Jimmy Page explained that the members of Led Zeppelin both found themselves and came into their own by joining forces: [“There is some, like, divine intervention at this point that must bring us all together, because John Bonham, for example, wasn’t even known down in London, he was only known locally; although I saw him play with Tim Rose in London. And he played, but he never had the chance to play drums like John Bonham was going to play in Led Zeppelin. And John Paul Jones — a fine session musician and he’d done some arranging — but he never had the chance to show what John Paul Jones could do until he was in Led Zeppelin. And the same with Robert Plant.”] SOUNDCUE(:31 OC: . . . with Robert Plant)
Bassist John Paul Jones had a hand in writing a number of the songs featured on the list, and shed light on the process he used to write the band’s fourth-biggest earner on the digital platforms — 1971’s “Black Dog’: [“My favorite way of writing is to take a piece of. . . a little pad, manuscript pad and — or maybe a recorder, sometimes, but I like to get notes down. I like to get an original idea down. If you can get it down as accurately as possible, usually it’s the best one. I mean in the Zeppelin days ‘Black Dog’ was written like that, on a train with a piece of paper.

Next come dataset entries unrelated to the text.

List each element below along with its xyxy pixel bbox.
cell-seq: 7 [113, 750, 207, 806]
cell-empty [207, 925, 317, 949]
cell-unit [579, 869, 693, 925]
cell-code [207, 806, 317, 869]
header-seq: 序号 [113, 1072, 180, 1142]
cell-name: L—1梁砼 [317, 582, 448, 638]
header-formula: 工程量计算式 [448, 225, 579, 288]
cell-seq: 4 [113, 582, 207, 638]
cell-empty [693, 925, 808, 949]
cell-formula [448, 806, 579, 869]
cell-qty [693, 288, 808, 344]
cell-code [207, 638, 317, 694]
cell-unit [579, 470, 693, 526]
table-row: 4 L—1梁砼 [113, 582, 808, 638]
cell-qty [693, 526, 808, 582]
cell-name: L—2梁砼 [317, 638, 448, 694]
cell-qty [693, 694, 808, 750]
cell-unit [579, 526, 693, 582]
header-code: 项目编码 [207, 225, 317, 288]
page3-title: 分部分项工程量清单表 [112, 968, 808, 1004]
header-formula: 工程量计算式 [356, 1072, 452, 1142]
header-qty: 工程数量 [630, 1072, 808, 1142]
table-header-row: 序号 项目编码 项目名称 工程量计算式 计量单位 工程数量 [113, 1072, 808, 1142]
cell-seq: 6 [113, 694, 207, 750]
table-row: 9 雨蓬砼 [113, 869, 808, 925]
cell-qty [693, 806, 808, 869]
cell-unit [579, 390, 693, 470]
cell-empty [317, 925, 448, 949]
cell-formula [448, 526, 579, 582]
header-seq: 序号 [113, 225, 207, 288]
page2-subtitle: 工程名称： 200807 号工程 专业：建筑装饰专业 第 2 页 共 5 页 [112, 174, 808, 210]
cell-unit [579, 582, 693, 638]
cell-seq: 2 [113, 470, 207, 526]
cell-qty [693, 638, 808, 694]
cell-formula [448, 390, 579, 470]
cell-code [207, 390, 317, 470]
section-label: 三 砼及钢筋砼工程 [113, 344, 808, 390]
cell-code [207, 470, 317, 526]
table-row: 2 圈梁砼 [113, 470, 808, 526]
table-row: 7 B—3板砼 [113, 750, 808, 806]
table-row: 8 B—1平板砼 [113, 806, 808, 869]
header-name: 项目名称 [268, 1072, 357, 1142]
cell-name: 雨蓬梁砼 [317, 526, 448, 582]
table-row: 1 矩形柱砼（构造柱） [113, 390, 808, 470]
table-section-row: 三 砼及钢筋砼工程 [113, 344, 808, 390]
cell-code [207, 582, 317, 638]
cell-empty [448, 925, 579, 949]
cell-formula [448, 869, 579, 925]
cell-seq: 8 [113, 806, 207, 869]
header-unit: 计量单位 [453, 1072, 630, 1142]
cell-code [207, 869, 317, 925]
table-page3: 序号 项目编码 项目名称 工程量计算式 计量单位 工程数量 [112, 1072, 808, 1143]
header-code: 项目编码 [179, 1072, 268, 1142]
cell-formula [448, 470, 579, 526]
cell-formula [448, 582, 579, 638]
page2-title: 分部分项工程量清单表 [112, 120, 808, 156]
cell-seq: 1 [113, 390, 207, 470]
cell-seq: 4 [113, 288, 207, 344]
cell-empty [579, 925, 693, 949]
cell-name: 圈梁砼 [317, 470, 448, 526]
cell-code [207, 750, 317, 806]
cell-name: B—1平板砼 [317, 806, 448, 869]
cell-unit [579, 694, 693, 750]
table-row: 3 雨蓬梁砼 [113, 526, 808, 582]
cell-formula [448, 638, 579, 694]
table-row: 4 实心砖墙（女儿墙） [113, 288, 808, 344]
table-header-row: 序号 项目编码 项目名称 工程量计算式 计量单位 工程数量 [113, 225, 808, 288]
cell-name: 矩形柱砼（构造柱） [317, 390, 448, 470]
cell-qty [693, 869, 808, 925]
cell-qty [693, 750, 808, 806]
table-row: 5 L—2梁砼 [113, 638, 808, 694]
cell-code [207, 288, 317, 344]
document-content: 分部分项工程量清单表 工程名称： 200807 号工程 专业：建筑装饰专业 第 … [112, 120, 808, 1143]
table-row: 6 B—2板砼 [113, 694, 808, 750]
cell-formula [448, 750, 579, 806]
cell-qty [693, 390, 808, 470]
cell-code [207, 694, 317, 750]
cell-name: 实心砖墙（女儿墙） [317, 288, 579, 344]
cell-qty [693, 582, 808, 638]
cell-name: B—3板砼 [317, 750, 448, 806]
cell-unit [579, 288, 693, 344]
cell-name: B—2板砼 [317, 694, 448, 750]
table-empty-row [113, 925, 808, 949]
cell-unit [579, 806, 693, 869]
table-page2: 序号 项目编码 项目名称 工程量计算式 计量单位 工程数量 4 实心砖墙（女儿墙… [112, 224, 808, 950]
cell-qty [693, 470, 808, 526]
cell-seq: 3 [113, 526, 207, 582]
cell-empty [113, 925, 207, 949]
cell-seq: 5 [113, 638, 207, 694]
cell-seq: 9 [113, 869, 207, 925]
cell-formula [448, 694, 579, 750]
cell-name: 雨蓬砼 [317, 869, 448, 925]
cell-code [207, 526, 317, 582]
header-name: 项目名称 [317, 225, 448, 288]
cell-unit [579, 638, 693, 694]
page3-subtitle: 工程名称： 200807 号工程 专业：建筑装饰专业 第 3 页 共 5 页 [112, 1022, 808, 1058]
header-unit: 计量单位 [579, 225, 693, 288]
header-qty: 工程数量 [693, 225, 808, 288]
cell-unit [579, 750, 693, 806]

And a notation system my dad showed me, where you use the values of the notes and just put little numbers underneath, like one to seven from the scale and plus and minus for flat and sharp, and just write it up and come back and figure it out and then put it out on disc these days (laughs) — tape in those days.”] SOUNDCUE (:32 OC: . . . tape in those days)
Robert Plant recently chatted with Australia’s The Project TV show and recalled how Led Zeppelin’s massively framed six-foot-five-inch late-manager Peter Grant actually held up cue cards for him: [“It’s a long song (laughter), okay? And I also know that I have a little bit of trouble remembering lyrics — this was back in ’72, ’73. So, our manager, who was quite a formidable personality, he’d come to the front of the stage in the middle of it all and he’d have the lyrics, just going — like that Bob Dylan thing (during the promo for ‘Subterranean Homesick Blues.’) Anyway, it was very funny. I can’t remember what verse goes where. I know there’s something about ‘bustle in the hedgerow’ and then all that stuff. . . The conjecture around that song is hysterical.”] SOUNDCUE (:28 OC: . . . song is hysterical)

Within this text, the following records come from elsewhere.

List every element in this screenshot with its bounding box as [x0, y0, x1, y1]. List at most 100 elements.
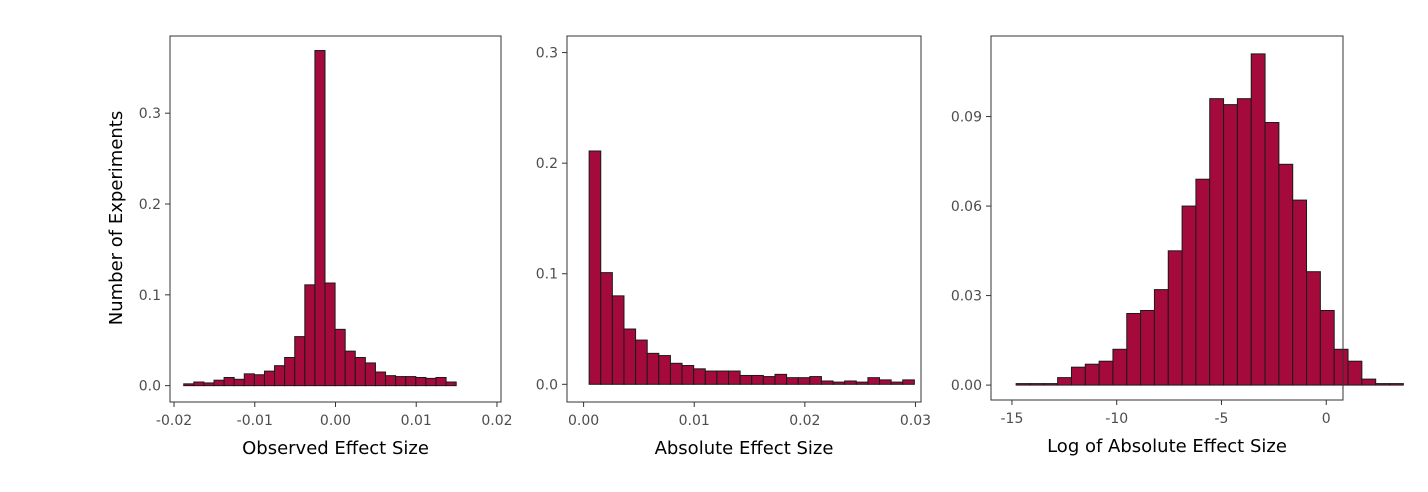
histogram-bar: [294, 336, 306, 387]
panel-log-absolute-effect: 0.00 0.03 0.06 0.09 -15 -10 -5 0 Log of Absolute…: [951, 35, 1404, 457]
histogram-bar: [1029, 383, 1045, 386]
x-tick-label: 0: [1322, 411, 1331, 427]
histogram-bar: [1057, 377, 1072, 386]
histogram-bar: [820, 380, 834, 385]
histogram-bar: [646, 352, 660, 385]
y-tick-label: 0.0: [536, 377, 558, 393]
histogram-bar: [832, 381, 846, 385]
histogram-bar: [1167, 250, 1183, 386]
histogram-bar: [1070, 366, 1086, 386]
histogram-bar: [284, 357, 296, 387]
x-tick-label: 0.00: [568, 413, 599, 429]
histogram-bar: [1153, 289, 1169, 386]
y-tick-label: 0.3: [139, 106, 161, 122]
x-axis-title: Absolute Effect Size: [655, 438, 834, 459]
histogram-bar: [425, 377, 437, 387]
x-tick-label: 0.01: [401, 413, 432, 429]
x-tick-label: 0.02: [481, 413, 512, 429]
histogram-bar: [193, 381, 205, 387]
y-tick-label: 0.1: [139, 288, 161, 304]
histogram-bar: [1250, 53, 1266, 386]
histogram-bar: [1236, 98, 1252, 386]
x-axis-title: Observed Effect Size: [242, 438, 429, 459]
histogram-bar: [693, 368, 706, 385]
x-tick-label: -0.02: [156, 413, 192, 429]
plot-frame: [990, 35, 1344, 401]
y-tick-label: 0.00: [951, 378, 982, 394]
histogram-bar: [374, 371, 387, 387]
x-tick-label: 0.03: [900, 413, 931, 429]
histogram-bar: [445, 381, 457, 387]
histogram-bar: [739, 374, 753, 385]
histogram-bar: [203, 382, 215, 387]
histogram-bar: [762, 376, 776, 385]
y-tick-label: 0.03: [951, 289, 982, 305]
histogram-bar: [213, 379, 225, 387]
histogram-bar: [1043, 383, 1059, 386]
histogram-bar: [797, 377, 811, 385]
histogram-bar: [233, 378, 245, 387]
histogram-bar: [1264, 122, 1280, 386]
histogram-bar: [274, 365, 286, 387]
histogram-bar: [1209, 98, 1225, 386]
histogram-bar: [855, 381, 869, 385]
histogram-bar: [243, 373, 255, 387]
histogram-bar: [405, 376, 417, 387]
histogram-bar: [786, 377, 799, 385]
histogram-bar: [385, 375, 397, 387]
panel-observed-effect: 0.0 0.1 0.2 0.3 -0.02 -0.01 0.00 0.01 0.02 Observ…: [139, 35, 513, 459]
histogram-bar: [879, 379, 892, 385]
x-tick-label: 0.01: [679, 413, 710, 429]
y-tick-label: 0.0: [139, 379, 161, 395]
histogram-bar: [611, 295, 625, 385]
histogram-bar: [395, 376, 407, 387]
panel-absolute-effect: 0.0 0.1 0.2 0.3 0.00 0.01 0.02 0.03 Absolute Eff…: [536, 35, 931, 459]
y-tick-label: 0.2: [536, 156, 558, 172]
histogram-bar: [1389, 383, 1404, 386]
histogram-bar: [183, 383, 195, 387]
histogram-bar: [704, 370, 718, 385]
histogram-bar: [844, 380, 857, 385]
histogram-bar: [1195, 178, 1211, 386]
histogram-bar: [1084, 363, 1100, 386]
x-tick-label: 0.00: [320, 413, 351, 429]
histogram-bar: [344, 350, 356, 387]
histogram-bar: [669, 362, 683, 385]
histogram-bar: [334, 328, 346, 387]
histogram-bar: [1112, 348, 1128, 386]
histogram-bar: [1278, 163, 1294, 386]
x-tick-label: -5: [1214, 411, 1228, 427]
histogram-bar: [324, 282, 336, 387]
histogram-bar: [1306, 271, 1321, 386]
histogram-bar: [304, 284, 316, 387]
histogram-bar: [1223, 104, 1238, 386]
histogram-bar: [435, 376, 447, 387]
y-axis-title: Number of Experiments: [106, 111, 127, 325]
y-tick-label: 0.3: [536, 46, 558, 62]
histogram-bar: [1181, 205, 1197, 386]
histogram-bar: [751, 374, 764, 385]
x-tick-label: -0.01: [237, 413, 273, 429]
histogram-bar: [1333, 348, 1349, 386]
histogram-bar: [1375, 383, 1391, 386]
histogram-bar: [1015, 383, 1031, 386]
histogram-bar: [890, 381, 904, 385]
y-tick-label: 0.2: [139, 197, 161, 213]
histogram-bar: [1126, 312, 1142, 386]
x-tick-label: -10: [1105, 411, 1128, 427]
histogram-bar: [1347, 360, 1363, 386]
histogram-bar: [588, 150, 602, 385]
x-axis-title: Log of Absolute Effect Size: [1047, 436, 1287, 457]
histogram-bar: [1292, 199, 1308, 386]
histogram-bar: [658, 355, 671, 385]
histogram-bar: [1098, 360, 1114, 386]
histogram-bar: [716, 370, 730, 385]
histogram-bar: [902, 379, 915, 385]
y-tick-label: 0.1: [536, 267, 558, 283]
histogram-bar: [1361, 378, 1377, 386]
histogram-bar: [681, 365, 695, 385]
plot-frame: [566, 35, 922, 403]
histogram-bar: [635, 339, 648, 385]
histogram-bar: [1140, 309, 1155, 386]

Top 20 Led Zeppelin songs via Nielsen Music tally of digital streaming services:
1. “Stairway To Heaven” ($2,903,223.42)
2. “Kashmir” ($1,421,130.32)
3. “Immigrant Song” ($1,306,140.94)
4. “Black Dog” ($1,167,232.19)
5. “Whole Lotta Love” ($1,034,129.29)
6. “Ramble On” ($888,793.61)
7. “Over The Hills And Far Away” ($757,125.57)
8. “Goin’ To California” ($694,689.56)
9. “Rock And Roll” ($636,985.97)
10. “D’yer Mak’er” ($553,459.73)
11. “When The Levee Breaks” ($547,514.60)
12. “All My Love” ($536,716.87)
13. “Fool In The Rain” ($497,152.94)
14. “Good Times, Bad Times” ($484,799.06)
15. “Dazed And Confused” ($443,730.10)
16. “Babe, I’m Gonna Leave You” ($407,165.31)
17. “Hey, Hey What Can I Do” ($383,439.92)
18. “The Ocean” ($356,840.76)
19. “Heartbreaker” ($347,498.72)
20. “Misty Mountain Hop” ($306,642.32)
For the complete list, log on to: http://bit.ly/2shA4oh
Back in September, Led Zeppelin released two digital-only compilations:
- Led Zeppelin X Led Zeppelin is a comprehensive, career-spanning 30-track collection traversing all eight of the band’s landmark studio albums including definitive tracks such as “Immigrant Song,” “Whole Lotta Love,” “Kashmir,” “Ramble On,” and “Stairway To Heaven.” The set also includes the “Sunset Sound Mix” of “Rock And Roll,” making its digital debut after being released for the first time earlier in the year on Record Store Day as a limited edition seven-inch vinyl single, which is now the best-selling release in Record Store Day history.
- An Introduction To Led Zeppelin serves as a 10-track entry point to one of the most essential catalogs in rock ‘n’ roll and features all the previously mentioned classic songs along with “Black Dog,” “Good Times Bad Times,” “Going To California,” and “Over The Hills And Far Away.